My fourth day out from San Francisco was a relaxing ride north from Bend, Oregon to the Columbia River Gorge, then cruising along a stretch of the Historic Columbia River Highway from the Dalles and into the Portland area. I had a chance to stay overnight with friends and catch up, then I was off to the Seattle area. This time around, I spent a couple of days with friends checking out the local sights both on the Olympic Peninsula and within the Seattle metro area proper. Riding in this area is fantastic. The back roads on the Olympic Peninsula consist mainly of rolling, forested hills while Seattle is a very interesting urban area to ride around in. Highlights:
San Francisco, CA to Eureka, CA
Eureka, CA to Bend, OR
Bend, OR to Portland, OR
Portland, OR to Seattle, WA
3rd Leg: Seattle, WA to Minneapolis, MN -- 1,730 miles (2,780 km)

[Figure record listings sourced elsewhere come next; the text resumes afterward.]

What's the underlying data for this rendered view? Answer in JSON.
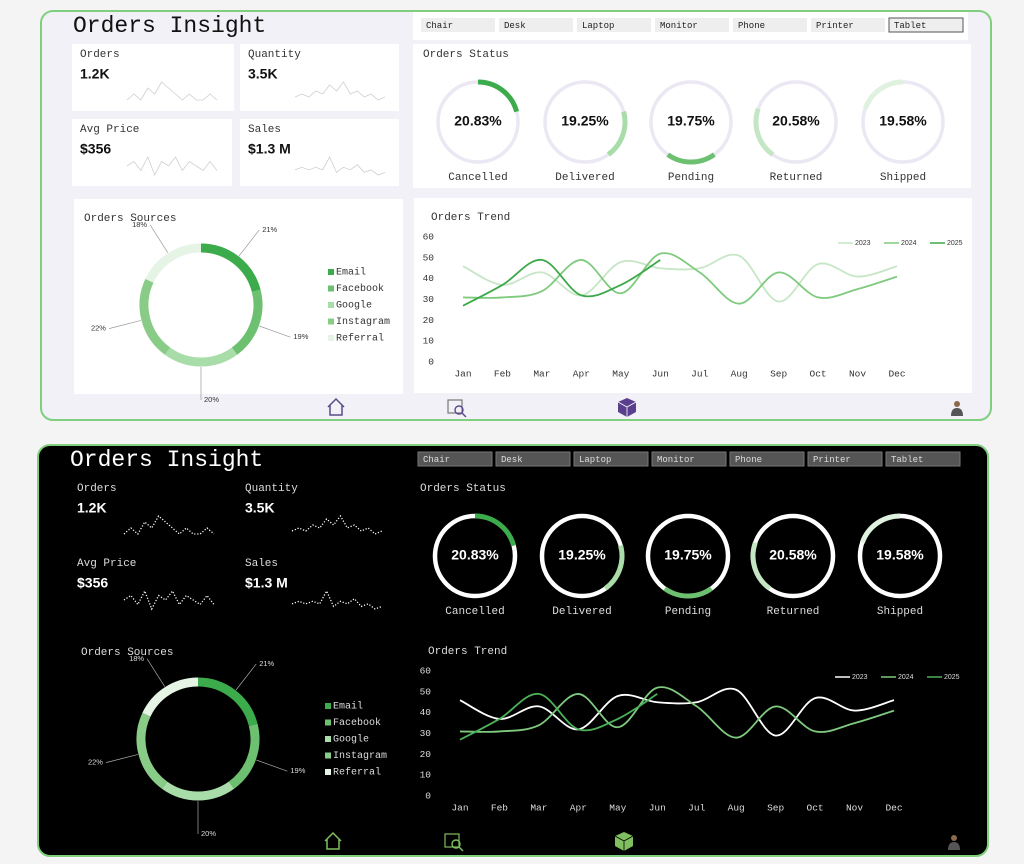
{
  "title": "Orders Insight",
  "filters": [
    "Chair",
    "Desk",
    "Laptop",
    "Monitor",
    "Phone",
    "Printer",
    "Tablet"
  ],
  "kpis": [
    {
      "label": "Orders",
      "value": "1.2K",
      "trend": [
        5,
        6,
        5,
        7,
        6,
        8,
        7,
        6,
        5,
        6,
        5,
        5,
        6,
        5
      ]
    },
    {
      "label": "Quantity",
      "value": "3.5K",
      "trend": [
        4,
        5,
        4,
        6,
        5,
        8,
        6,
        9,
        5,
        6,
        4,
        5,
        3,
        4
      ]
    },
    {
      "label": "Avg Price",
      "value": "$356",
      "trend": [
        5,
        6,
        4,
        7,
        3,
        6,
        5,
        7,
        4,
        6,
        5,
        4,
        6,
        4
      ]
    },
    {
      "label": "Sales",
      "value": "$1.3 M",
      "trend": [
        4,
        5,
        4,
        5,
        4,
        9,
        3,
        5,
        4,
        6,
        3,
        4,
        2,
        3
      ]
    }
  ],
  "status": {
    "type": "rings",
    "title": "Orders Status",
    "categories": [
      "Cancelled",
      "Delivered",
      "Pending",
      "Returned",
      "Shipped"
    ],
    "values": [
      20.83,
      19.25,
      19.75,
      20.58,
      19.58
    ],
    "value_labels": [
      "20.83%",
      "19.25%",
      "19.75%",
      "20.58%",
      "19.58%"
    ],
    "colors": [
      "#3cab4b",
      "#a8dca8",
      "#6cc070",
      "#c4e6c4",
      "#dff1df"
    ]
  },
  "sources": {
    "type": "donut",
    "title": "Orders Sources",
    "categories": [
      "Email",
      "Facebook",
      "Google",
      "Instagram",
      "Referral"
    ],
    "values": [
      21,
      19,
      20,
      22,
      18
    ],
    "value_labels": [
      "21%",
      "19%",
      "20%",
      "22%",
      "18%"
    ],
    "colors": [
      "#3cab4b",
      "#6cc070",
      "#a8dca8",
      "#88cc88",
      "#e6f4e6"
    ]
  },
  "trend": {
    "type": "line",
    "title": "Orders Trend",
    "categories": [
      "Jan",
      "Feb",
      "Mar",
      "Apr",
      "May",
      "Jun",
      "Jul",
      "Aug",
      "Sep",
      "Oct",
      "Nov",
      "Dec"
    ],
    "series": [
      {
        "name": "2023",
        "color": "#c6e6c6",
        "dark_color": "#ffffff",
        "values": [
          46,
          37,
          43,
          32,
          48,
          45,
          45,
          51,
          29,
          47,
          41,
          46
        ]
      },
      {
        "name": "2024",
        "color": "#7fca7f",
        "dark_color": "#7fca7f",
        "values": [
          31,
          31,
          34,
          49,
          33,
          52,
          43,
          28,
          43,
          31,
          35,
          41
        ]
      },
      {
        "name": "2025",
        "color": "#3ea84a",
        "dark_color": "#4cb158",
        "values": [
          27,
          37,
          49,
          32,
          37,
          49,
          null,
          null,
          null,
          null,
          null,
          null
        ]
      }
    ],
    "ylim": [
      0,
      60
    ],
    "yticks": [
      0,
      10,
      20,
      30,
      40,
      50,
      60
    ],
    "legend": "upper right"
  }
}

The day before I started out, I was pretty sure I would be cutting it a bit close if I went ahead and tried for the Lolo Pass, but the more I looked at the route, and more I felt that I just couldn't stay away. I had a very cold 54ºF (12°C) start to the day, but it was over 100ºF (38°C) by the time I made it to the Idaho entrance of the Nez Perce Forest and the Northwest Passage Scenic Byway. The detour added about two hours and 100 miles to my ride, but it was worth it. The scenery through the canyons and over the Continental Divide into Helena, Montana is spectacular. My second-to-last day on the road was set to be a fast one; Montana is (in)famous for its relaxed approach to speed limits. I still wanted to avoid the Interstate and visit a few historical markers, so I started the day heading north to Great Falls, Montana before turning east for the long ride to Bismark, North Dakota. I was very thankful that I did. The canyons along I-5 as it follows the Missouri River between Helena and Great Falls were spectacular. My route from Great Falls east to the Glendive junction with I-94 turned out to be a perfect, nearly-deserted ribbon of two-lane blacktop slicing through 350 miles of rolling hills and open prairie. This was my last detour or highway change. From Glendive, I-94 would take me to my last overnight in Bismarck, North Dakota, then home the next day.

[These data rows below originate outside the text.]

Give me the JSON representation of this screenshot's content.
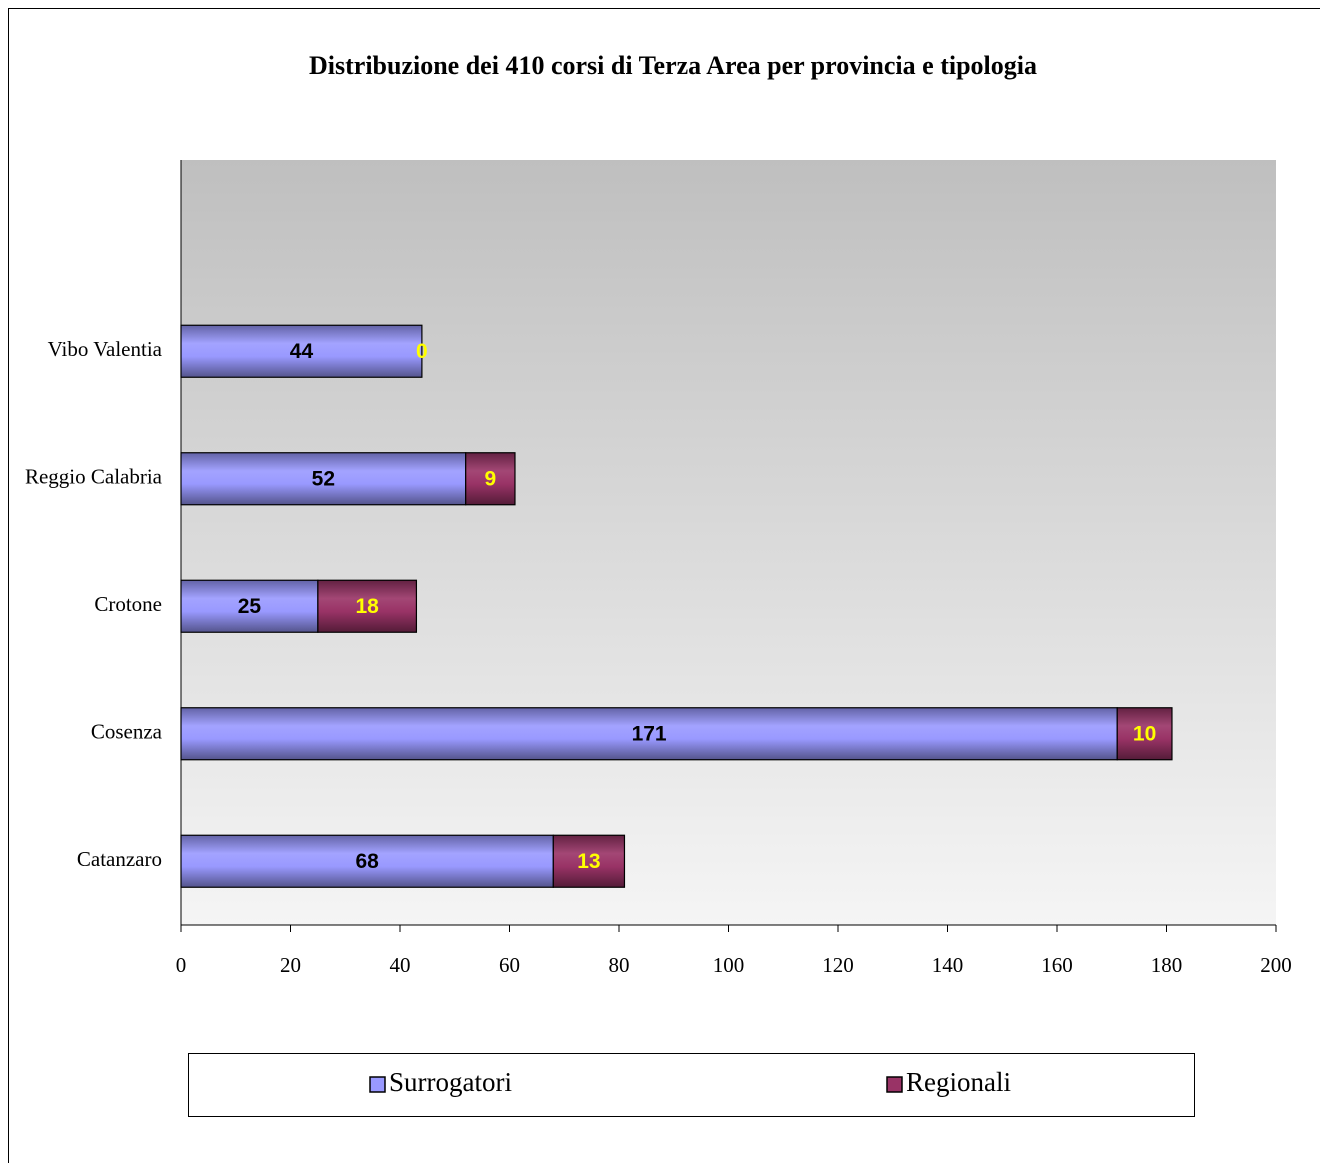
{
  "chart_data": {
    "type": "stacked-bar-horizontal",
    "title": "Distribuzione  dei 410 corsi di Terza Area per provincia e  tipologia",
    "categories": [
      "Catanzaro",
      "Cosenza",
      "Crotone",
      "Reggio Calabria",
      "Vibo Valentia",
      null
    ],
    "series": [
      {
        "name": "Surrogatori",
        "color": "#9999ff",
        "label_color": "#000000",
        "values": [
          68,
          171,
          25,
          52,
          44,
          null
        ]
      },
      {
        "name": "Regionali",
        "color": "#993366",
        "label_color": "#ffff00",
        "values": [
          13,
          10,
          18,
          9,
          0,
          null
        ]
      }
    ],
    "xlim": [
      0,
      200
    ],
    "xticks": [
      0,
      20,
      40,
      60,
      80,
      100,
      120,
      140,
      160,
      180,
      200
    ],
    "legend": "bottom"
  }
}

The 400-mile ride from Bismarck to Minneapolis felt as though it took much less time than it seemed. Each of my planned days to and from the coast had meant putting down a minimum of 600 every day. With my customary morning departure time, I was back home by the middle of the afternoon on the final day of the trip. Pulling into the garage and walking into the house was almost anticlimactic after such an epic adventure.